To be an individual is to experience “a vertigo of possibilities”, the monstrosity of spontaneity. Kierkegaard wrote, “We are condemned to be free”. It is our freedom, the experience of the infinite, undefined and unbounded, which unites us most intimately with our world. Kierkegaard argued that one can overcome the angst, the vertigo of possibilities, by making a leap of faith, by choosing to believe in something and act with some purpose in spite of the fact that beliefs and purposes can never be fully justified. Only this is authentic individuality and truth, having chosen what one is to be, with the honest recognition of the freedom involved in the choice.
Kierkegaard saw himself as a true follower of Socrates, who argued that he knew that he did not know, which is why the Oracle at Delphi said that no man was wiser than he. Kierkegaard wrote his college thesis on Socrates, irony, and indirect communication, much as Kierkegaard himself indirectly communicated through his pseudonyms. Socrates never made great claims to truth, and would instead use analogy, myth, and paradox to show that human judgements and beliefs are problematic and contradictory even as they assert themselves with certainty, which Kierkegaard argued was also the method of Jesus. Kierkegaard wrote that Socrates “approached each man individually, deprived him of everything, and sent him away empty-handed”. Socrates showed others that they did not truly know what they believed themselves to know, and he was killed by the Athenian assembly just as Jesus was killed for questioning the Pharisees.
Kierkegaard’s works are dominated by theological concerns, wondering on many pages about the individual’s relationship to God and Jesus. For Kierkegaard, the meaning of Christianity was not the achievement of objectivity, but the acceptance of subjectivity, of individually lacking the God’s eye view. Kierkegaard was brutally critical of the Danish Lutheran Church for presenting itself as the objective truth, and argued that it is only as an individual that one can be a genuine Christian. Kierkegaard argued that Christianity began as a rebellion against the status quo, but then became the entrenched regime.

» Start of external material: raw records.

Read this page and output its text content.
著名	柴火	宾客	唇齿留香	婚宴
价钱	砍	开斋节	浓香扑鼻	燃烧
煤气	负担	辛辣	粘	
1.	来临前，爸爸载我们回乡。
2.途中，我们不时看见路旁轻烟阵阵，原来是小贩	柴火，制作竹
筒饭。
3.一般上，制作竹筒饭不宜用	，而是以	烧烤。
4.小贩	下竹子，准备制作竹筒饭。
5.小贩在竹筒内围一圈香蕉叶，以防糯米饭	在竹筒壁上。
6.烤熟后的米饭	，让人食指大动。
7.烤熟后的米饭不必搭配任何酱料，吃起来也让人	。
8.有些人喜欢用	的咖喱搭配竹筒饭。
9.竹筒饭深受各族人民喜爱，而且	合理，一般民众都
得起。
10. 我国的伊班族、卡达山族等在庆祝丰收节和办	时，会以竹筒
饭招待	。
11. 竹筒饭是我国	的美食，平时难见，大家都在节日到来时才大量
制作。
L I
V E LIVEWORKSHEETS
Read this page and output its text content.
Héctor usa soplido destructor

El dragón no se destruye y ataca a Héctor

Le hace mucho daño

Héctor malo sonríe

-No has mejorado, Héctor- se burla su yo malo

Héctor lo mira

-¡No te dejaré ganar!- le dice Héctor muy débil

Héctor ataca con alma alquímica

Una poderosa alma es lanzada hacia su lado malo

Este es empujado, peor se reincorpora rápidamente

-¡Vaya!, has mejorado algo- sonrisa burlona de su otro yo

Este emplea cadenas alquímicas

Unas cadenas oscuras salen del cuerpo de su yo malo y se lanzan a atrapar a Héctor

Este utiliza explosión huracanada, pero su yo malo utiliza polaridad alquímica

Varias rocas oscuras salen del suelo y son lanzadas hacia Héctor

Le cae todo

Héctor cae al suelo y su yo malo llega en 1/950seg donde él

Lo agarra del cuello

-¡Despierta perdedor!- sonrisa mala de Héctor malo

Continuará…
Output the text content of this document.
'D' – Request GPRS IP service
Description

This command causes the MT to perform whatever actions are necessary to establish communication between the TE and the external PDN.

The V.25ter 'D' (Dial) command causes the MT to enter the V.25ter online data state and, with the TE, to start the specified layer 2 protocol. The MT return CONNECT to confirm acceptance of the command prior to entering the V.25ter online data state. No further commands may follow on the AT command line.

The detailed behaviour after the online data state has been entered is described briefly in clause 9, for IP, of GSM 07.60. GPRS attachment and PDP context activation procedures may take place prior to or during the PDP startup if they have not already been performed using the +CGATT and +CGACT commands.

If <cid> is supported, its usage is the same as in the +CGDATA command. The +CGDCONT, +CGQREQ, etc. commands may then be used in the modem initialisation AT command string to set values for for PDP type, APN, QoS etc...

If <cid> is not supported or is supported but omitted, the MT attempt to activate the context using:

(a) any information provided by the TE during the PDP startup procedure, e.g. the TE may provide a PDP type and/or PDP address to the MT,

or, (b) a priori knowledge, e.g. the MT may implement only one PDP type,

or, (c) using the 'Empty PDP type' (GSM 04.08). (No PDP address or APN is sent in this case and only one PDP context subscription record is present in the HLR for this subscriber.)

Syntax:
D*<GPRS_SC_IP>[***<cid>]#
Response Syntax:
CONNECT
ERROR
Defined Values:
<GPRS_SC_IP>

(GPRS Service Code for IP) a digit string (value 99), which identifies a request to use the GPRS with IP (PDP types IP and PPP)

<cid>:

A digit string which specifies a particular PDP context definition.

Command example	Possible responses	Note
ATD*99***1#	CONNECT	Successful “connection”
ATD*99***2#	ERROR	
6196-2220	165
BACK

After healing a blind man, Jesus rebuked the Pharisees, the political and religious establishment of his time, and said that because they think they see they are in fact blind. In his later years, Kierkegaard attacked the Danish Church without mercy, and at his funeral a fight broke out when young theology students, progressive and inspired by Kierkegaard, protested that the church was attempting to hijack his name and fame by calling him one of their own after he had so bitterly attacked their hypocrisy for decades. Kierkegaard wanted his tombstone to read only, “The Individual”, though his relatives decided otherwise.